Like Santiago in the Old Man and The Sea, we are bound to love and respect our quarry. Let’s practice gentle releases when choosing to do so, and let’s treat the fish we take to eat with care and respect. Killing the fish quickly, bleeding it out and icing it down will go a long way in preserving the distinctive – and to me, desirable – flavor of bluefish. Recipes for bluefish are as boundless as the internet and your imagination. Filets cut into strips and pan-fried (bluefish fingers), barbecued in foil, marinated on the grill, oven baked, or boiled and used in place of crab meat in your favorite crab cake recipe, bluefish filets are as versatile as they are flavorful. Two of my favorite ways are smoked and blackened. I’ve even made teriyaki flavored jerky from thin-sliced snapper filets. My latest venture is bluefish sashimi – flash freeze tender filets of young-of-the-year bluefish, cut in pencil-thin strips, and added as the main ingredient to our sushi rolls.

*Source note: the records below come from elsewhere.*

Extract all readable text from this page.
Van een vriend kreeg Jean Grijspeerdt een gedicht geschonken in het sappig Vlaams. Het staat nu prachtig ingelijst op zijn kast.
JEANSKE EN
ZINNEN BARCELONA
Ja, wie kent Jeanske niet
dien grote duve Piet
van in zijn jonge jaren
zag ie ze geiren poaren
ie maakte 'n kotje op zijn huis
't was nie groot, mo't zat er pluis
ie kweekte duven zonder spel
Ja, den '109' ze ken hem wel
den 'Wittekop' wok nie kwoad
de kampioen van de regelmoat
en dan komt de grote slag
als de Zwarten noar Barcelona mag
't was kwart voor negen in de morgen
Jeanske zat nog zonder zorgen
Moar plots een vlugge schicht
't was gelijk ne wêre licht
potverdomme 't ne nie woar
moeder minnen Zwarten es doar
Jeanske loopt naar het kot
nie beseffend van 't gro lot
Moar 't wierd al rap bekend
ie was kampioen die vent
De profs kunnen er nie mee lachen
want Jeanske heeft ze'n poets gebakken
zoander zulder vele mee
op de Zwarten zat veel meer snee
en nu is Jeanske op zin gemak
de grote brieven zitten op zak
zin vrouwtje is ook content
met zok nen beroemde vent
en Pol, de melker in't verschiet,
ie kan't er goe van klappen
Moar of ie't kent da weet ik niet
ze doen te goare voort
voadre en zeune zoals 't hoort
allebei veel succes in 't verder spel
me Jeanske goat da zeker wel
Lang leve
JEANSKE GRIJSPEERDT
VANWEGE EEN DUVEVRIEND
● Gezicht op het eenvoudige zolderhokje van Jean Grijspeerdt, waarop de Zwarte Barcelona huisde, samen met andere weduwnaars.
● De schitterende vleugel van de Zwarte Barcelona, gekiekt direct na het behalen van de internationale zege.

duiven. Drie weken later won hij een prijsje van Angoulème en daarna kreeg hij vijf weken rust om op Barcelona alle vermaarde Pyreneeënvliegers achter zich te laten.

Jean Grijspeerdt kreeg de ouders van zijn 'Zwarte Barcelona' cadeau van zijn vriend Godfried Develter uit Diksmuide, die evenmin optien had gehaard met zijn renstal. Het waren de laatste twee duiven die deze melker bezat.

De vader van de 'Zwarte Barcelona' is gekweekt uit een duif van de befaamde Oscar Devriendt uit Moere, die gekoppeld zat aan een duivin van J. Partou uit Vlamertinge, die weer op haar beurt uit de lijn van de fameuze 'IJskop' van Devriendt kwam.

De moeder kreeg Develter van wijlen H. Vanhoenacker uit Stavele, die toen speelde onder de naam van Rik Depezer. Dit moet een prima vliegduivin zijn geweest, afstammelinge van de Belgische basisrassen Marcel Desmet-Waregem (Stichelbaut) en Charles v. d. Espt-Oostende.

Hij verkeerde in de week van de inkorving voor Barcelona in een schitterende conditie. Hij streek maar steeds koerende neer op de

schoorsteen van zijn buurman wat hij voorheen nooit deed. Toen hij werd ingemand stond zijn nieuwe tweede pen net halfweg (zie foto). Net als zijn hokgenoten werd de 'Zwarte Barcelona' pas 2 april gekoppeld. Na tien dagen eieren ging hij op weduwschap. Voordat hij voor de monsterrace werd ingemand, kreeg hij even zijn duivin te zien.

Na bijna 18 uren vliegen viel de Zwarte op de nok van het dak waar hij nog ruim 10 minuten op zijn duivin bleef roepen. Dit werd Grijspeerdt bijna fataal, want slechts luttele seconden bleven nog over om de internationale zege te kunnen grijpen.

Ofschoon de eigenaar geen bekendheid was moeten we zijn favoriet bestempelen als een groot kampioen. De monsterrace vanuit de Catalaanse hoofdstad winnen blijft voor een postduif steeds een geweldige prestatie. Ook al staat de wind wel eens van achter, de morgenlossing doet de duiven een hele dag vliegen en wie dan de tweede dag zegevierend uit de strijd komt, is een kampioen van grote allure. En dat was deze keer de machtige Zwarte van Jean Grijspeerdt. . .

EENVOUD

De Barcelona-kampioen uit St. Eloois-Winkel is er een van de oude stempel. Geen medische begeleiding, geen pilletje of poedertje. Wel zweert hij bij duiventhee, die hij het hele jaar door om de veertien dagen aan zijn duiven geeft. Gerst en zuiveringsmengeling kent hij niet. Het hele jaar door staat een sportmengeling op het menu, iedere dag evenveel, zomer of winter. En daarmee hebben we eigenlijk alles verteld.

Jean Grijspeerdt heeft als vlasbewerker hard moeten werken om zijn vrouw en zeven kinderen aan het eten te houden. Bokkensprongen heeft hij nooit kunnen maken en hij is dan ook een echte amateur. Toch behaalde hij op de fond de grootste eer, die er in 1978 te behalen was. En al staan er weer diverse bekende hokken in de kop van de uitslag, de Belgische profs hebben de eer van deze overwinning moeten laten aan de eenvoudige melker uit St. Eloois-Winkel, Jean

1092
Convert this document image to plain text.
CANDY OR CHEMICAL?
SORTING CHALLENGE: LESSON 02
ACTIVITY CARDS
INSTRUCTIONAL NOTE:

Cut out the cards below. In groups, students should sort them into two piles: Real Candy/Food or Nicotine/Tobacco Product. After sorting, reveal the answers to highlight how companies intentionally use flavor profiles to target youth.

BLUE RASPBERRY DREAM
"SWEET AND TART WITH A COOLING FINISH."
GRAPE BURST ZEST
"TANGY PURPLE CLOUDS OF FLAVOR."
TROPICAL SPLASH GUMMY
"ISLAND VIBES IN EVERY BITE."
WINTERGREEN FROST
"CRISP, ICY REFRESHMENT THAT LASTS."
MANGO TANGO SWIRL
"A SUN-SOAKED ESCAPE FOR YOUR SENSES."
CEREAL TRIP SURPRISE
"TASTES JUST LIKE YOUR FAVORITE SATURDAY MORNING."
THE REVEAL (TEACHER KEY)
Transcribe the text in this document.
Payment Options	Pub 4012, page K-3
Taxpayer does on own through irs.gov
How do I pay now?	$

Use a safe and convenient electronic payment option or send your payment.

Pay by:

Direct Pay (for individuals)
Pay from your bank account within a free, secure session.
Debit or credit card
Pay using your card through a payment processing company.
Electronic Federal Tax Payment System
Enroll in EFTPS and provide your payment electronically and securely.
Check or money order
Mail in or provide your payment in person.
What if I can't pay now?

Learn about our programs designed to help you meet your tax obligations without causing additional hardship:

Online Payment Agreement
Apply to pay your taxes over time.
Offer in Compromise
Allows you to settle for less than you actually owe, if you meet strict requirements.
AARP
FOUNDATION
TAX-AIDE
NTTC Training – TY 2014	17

Very labor intensive, but the results sure are good!
I’ve always liked catching bluefish, from when I was a 12-year-old, snapper fishing on the dock of the bay, and singing that Otis Redding song, to hooking a monster slammer while trolling an offshore lump. So bring on the blues. I’ll appreciate them even more in light of our new regulations. Somewhere along the line I’ll be playing the blues and loving it!